Quando você faz aquele sexo incrível com aquele alguém desejado, nem passa por sua cabeça que daqui a 6 anos você pode ter que estar numa festinha chaaaaata de aniversário levando o fruto daquela relação consentida. Paciência e abnegação deveriam vir no pacote de gravidez, mas em geral não vem, tem que ser comprados, às vezes custam caro, às vezes custam vidas. E aí entra o pecado final: em um enredo com gente bem-nascida, saudável, nós achamos monstruoso que o pai Alexandre tenha possivelmente tirado a vida da filhinha para encobrir alguma violência da madrasta, aquela pérfida.

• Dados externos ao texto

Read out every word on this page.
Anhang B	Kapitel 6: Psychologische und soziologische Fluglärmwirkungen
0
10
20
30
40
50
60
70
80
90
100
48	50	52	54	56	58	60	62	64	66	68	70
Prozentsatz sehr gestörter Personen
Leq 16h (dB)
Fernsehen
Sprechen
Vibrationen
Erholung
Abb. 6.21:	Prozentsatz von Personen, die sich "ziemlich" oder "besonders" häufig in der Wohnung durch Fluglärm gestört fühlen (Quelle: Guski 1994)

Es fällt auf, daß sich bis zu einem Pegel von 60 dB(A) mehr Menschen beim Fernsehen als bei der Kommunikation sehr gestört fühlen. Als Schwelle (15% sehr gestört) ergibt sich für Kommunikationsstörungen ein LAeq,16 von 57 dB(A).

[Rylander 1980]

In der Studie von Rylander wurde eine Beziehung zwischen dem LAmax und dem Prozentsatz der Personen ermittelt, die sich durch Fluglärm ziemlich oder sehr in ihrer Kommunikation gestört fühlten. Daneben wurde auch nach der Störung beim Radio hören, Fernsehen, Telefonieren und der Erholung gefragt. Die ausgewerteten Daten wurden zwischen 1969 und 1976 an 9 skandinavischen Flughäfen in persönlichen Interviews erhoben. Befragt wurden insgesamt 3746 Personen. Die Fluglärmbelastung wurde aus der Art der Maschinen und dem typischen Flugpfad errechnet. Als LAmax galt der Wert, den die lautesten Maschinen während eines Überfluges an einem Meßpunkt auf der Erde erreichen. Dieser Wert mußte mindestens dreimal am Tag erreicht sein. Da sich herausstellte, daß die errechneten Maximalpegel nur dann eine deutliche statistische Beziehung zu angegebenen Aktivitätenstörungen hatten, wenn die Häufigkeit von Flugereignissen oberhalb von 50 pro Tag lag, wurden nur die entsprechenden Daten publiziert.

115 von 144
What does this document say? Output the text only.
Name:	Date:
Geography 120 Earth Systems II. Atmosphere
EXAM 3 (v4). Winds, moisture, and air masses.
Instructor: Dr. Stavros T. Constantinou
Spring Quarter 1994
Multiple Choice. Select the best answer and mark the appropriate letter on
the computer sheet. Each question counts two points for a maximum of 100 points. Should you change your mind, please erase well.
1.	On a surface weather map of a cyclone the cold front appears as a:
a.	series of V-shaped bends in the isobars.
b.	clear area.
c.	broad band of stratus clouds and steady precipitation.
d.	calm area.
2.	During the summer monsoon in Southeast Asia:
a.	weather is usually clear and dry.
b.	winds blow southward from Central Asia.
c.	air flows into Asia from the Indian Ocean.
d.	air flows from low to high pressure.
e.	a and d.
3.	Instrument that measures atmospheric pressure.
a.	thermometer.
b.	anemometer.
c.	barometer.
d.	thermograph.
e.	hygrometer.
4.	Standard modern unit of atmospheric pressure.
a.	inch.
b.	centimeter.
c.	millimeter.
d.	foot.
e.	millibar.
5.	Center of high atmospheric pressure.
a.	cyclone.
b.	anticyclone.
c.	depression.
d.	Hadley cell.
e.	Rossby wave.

Monstruoso é sermos hipócritas e acreditarmos que, quem foi pai “sem querer’, vai abrir mão da sua vida sexual ativa e jovem, incluindo aí mais dois rebentos de uma mocinha novamente, para cuidar com deslevo de uma filha “muito amada” (como ambos afirmam e reafirmam, a toda hora) quando nós mesmos nos pegamos dizendo muitas vezes “que filho não me prende, nem me impede de namorar ou sair, não” - e atire a primeira pedra aquele que tem filhos e nunca se pegou dizendo esta frase-chavão. Nosso pecado é ver apenas o ato final desta verdadeira tragédia grega anunciada e nos “surpreendermos” com a morte da doce menina. Nossa juventude, nascida de tempos arejados e pais modernérrimos que dividem a educação, as contas, e mais alguma coisa que tenha dígitos, quando não estão juntos, é uma juventude que acredita piamente que se eles se criaram com tv, Internet, liberdade e alguma falta de senso familiar, eles também podem repetir a mesma fórmula- afinal, eles são apenas em sua maioria (há uma exceção primorosa em alguns lares) arrivistas, um pouco irresponsáveis, egoístas, despreparados para a vida, sem consciência política e muito menos social, e isto não mata, né?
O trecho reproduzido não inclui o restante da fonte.